Similar disclosures have also started appearing in the securities filings of companies seemingly far afield from the fossil fuel industry. Some examples include cable-maker Amphenol Corp., the world’s largest gold miner Newmont Corp. and Itaú, which is Latin America’s biggest bank.
“We face increased climate change-related litigation risk with respect to our operations,” the agricultural cooperative CHS Inc. told shareholders in August, noting the rash of cases filed against fossil fuel producers. “Although we are not currently a party to any of these lawsuits, they present a high degree of uncertainty regarding the extent to which we face an increased risk of liability stemming from climate change.”
CHS declined to elaborate. The other companies mentioned in this story didn’t respond to requests for comment.
‘Reading the tea leaves’
The uptick in disclosure is driven in part by increased scrutiny from the Biden administration. The president has called climate change “an existential threat to our nation and to the world.”
Last year, the SEC proposed a rule that would require large companies that do business in the U.S. to provide detailed information to investors about their contributions and vulnerabilities to climate change (Greenwire, March 21, 2022). The agency is aiming to finalize that landmark regulation as soon as next month (Climatewire, Jan. 9).
Before it began that rulemaking, the SEC ramped up its oversight of some companies’ climate disclosures (Climatewire, May 12, 2022). The agency specifically pressed China Eastern Airlines, Royal Caribbean and Amphenol for more information on why they didn’t consider climate litigation a major risk to their lines of business.
Royal Caribbean and Amphenol defended their decision to not include it as a top risk but both promised to closely monitor the issue. China Eastern Airlines, on the other hand, responded by moving to amend its 2021 annual report to include a section on climate lawsuits.
“This is a product of companies in vulnerable industries and their lawyers reading the tea leaves,” said Emily Strauss, who teaches securities litigation and enforcement at Duke Law. “Everybody can see that the SEC is working in multiple ways on being aggressive on climate issues. So it’s an attempt to kind of get out in front of that, and to get out in front of some of the litigation that’s likely to follow on SEC activity.”
The Biden administration isn’t the only government stepping up its scrutiny of companies that are damaging the climate. In Brazil, for example, President Luiz Inácio Lula da Silva ran on a pledge to end deforestation in the Amazon by 2030 (Greenwire, Dec. 23, 2022). Since taking office, he has doubled the budget of the Brazilian environmental agency’s enforcement program and set up a task force to investigate fraud in the timber trade, according to Reuters.
Those efforts abroad could be pushing foreign companies that operate in the U.S. to tell American regulators about the threats they face from litigation related to rising temperatures.
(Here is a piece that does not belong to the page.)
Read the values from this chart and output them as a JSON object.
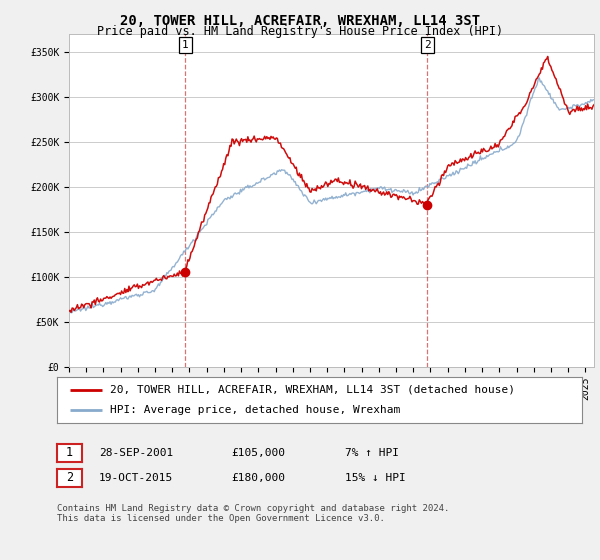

“Some of this disclosure may be motivated by their domestic regulators or where else they are operating,” said Jennifer Schulp, the director of financial regulation studies at the Cato Institute, a conservative think tank. “So it’s kind of difficult to draw blanket conclusions about what’s happening.”
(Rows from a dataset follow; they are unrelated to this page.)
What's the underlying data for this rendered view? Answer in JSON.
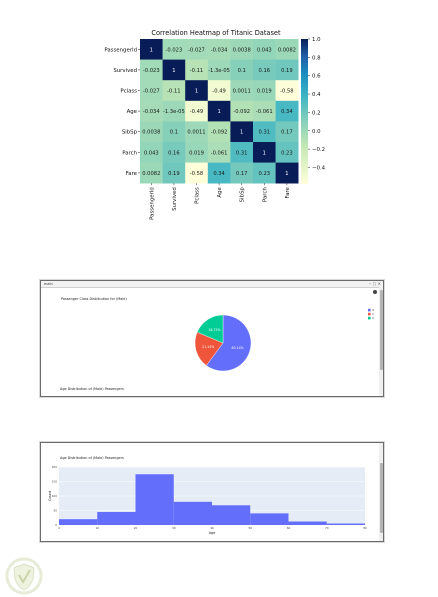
{
  "heatmap": {
    "title": "Correlation Heatmap of Titanic Dataset",
    "labels": [
      "PassengerId",
      "Survived",
      "Pclass",
      "Age",
      "SibSp",
      "Parch",
      "Fare"
    ],
    "cells": [
      [
        "1",
        "-0.023",
        "-0.027",
        "-0.034",
        "0.0038",
        "0.043",
        "0.0082"
      ],
      [
        "-0.023",
        "1",
        "-0.11",
        "-1.3e-05",
        "0.1",
        "0.16",
        "0.19"
      ],
      [
        "-0.027",
        "-0.11",
        "1",
        "-0.49",
        "0.0011",
        "0.019",
        "-0.58"
      ],
      [
        "-0.034",
        "-1.3e-05",
        "-0.49",
        "1",
        "-0.092",
        "-0.061",
        "0.34"
      ],
      [
        "0.0038",
        "0.1",
        "0.0011",
        "-0.092",
        "1",
        "0.31",
        "0.17"
      ],
      [
        "0.043",
        "0.16",
        "0.019",
        "-0.061",
        "0.31",
        "1",
        "0.23"
      ],
      [
        "0.0082",
        "0.19",
        "-0.58",
        "0.34",
        "0.17",
        "0.23",
        "1"
      ]
    ],
    "colorbar_ticks": [
      "1.0",
      "0.8",
      "0.6",
      "0.4",
      "0.2",
      "0.0",
      "−0.2",
      "−0.4"
    ],
    "colors": {
      "low": "#ffffd9",
      "mid": "#41b6c4",
      "high": "#081d58"
    }
  },
  "chart_data": [
    {
      "type": "heatmap",
      "title": "Correlation Heatmap of Titanic Dataset",
      "x": [
        "PassengerId",
        "Survived",
        "Pclass",
        "Age",
        "SibSp",
        "Parch",
        "Fare"
      ],
      "y": [
        "PassengerId",
        "Survived",
        "Pclass",
        "Age",
        "SibSp",
        "Parch",
        "Fare"
      ],
      "values": [
        [
          1,
          -0.023,
          -0.027,
          -0.034,
          0.0038,
          0.043,
          0.0082
        ],
        [
          -0.023,
          1,
          -0.11,
          -1.3e-05,
          0.1,
          0.16,
          0.19
        ],
        [
          -0.027,
          -0.11,
          1,
          -0.49,
          0.0011,
          0.019,
          -0.58
        ],
        [
          -0.034,
          -1.3e-05,
          -0.49,
          1,
          -0.092,
          -0.061,
          0.34
        ],
        [
          0.0038,
          0.1,
          0.0011,
          -0.092,
          1,
          0.31,
          0.17
        ],
        [
          0.043,
          0.16,
          0.019,
          -0.061,
          0.31,
          1,
          0.23
        ],
        [
          0.0082,
          0.19,
          -0.58,
          0.34,
          0.17,
          0.23,
          1
        ]
      ],
      "colorscale": "YlGnBu",
      "vmin": -0.58,
      "vmax": 1.0,
      "colorbar_ticks": [
        1.0,
        0.8,
        0.6,
        0.4,
        0.2,
        0.0,
        -0.2,
        -0.4
      ]
    },
    {
      "type": "pie",
      "title": "Passenger Class Distribution for (Male)",
      "labels": [
        "3",
        "1",
        "2"
      ],
      "values": [
        347,
        122,
        108
      ],
      "slice_labels": [
        "60.14%",
        "21.14%",
        "18.72%"
      ],
      "colors": [
        "#636efa",
        "#ef553b",
        "#00cc96"
      ],
      "legend_position": "top-right"
    },
    {
      "type": "bar",
      "title": "Age Distribution of (Male) Passengers",
      "xlabel": "Age",
      "ylabel": "Count",
      "categories": [
        "0-10",
        "10-20",
        "20-30",
        "30-40",
        "40-50",
        "50-60",
        "60-70",
        "70-80"
      ],
      "values": [
        20,
        45,
        175,
        80,
        68,
        40,
        12,
        5
      ],
      "ylim": [
        0,
        200
      ],
      "color": "#636efa",
      "grid": true
    }
  ],
  "window1": {
    "title": "main",
    "chart_title": "Passenger Class Distribution for (Male)",
    "next_title": "Age Distribution of (Male) Passengers",
    "legend": [
      "3",
      "1",
      "2"
    ],
    "slice_labels": [
      "60.14%",
      "21.14%",
      "18.72%"
    ]
  },
  "window2": {
    "chart_title": "Age Distribution of (Male) Passengers",
    "xlabel": "Age",
    "ylabel": "Count",
    "xticks": [
      "0",
      "10",
      "20",
      "30",
      "40",
      "50",
      "60",
      "70",
      "80"
    ],
    "yticks": [
      "0",
      "50",
      "100",
      "150",
      "200"
    ]
  }
}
It’s also unclear the extent to which the new disclosures signify greater climate litigation risk for the individual companies.
Part of preparing annual reports is to “pull all of the disclosures of your competitors and look at them and sometimes even copy and paste language,” said Emory’s Georgiev, who previously worked as a corporate lawyer. He has seen similar risks emerge and then proliferate in securities filings, such as when Russia invaded Ukraine and the United Kingdom voted to leave the European Union.
“You don’t want to be the one not disclosing this risk because, if everybody else is disclosing it, maybe there is something to this,” Georgiev said.
Right now, he added, climate litigation is “part of the zeitgeist.”
Correction: Due to an editing error, an earlier version of this story incorrectly reported that no climate cases against fossil fuel companies have gone to trial.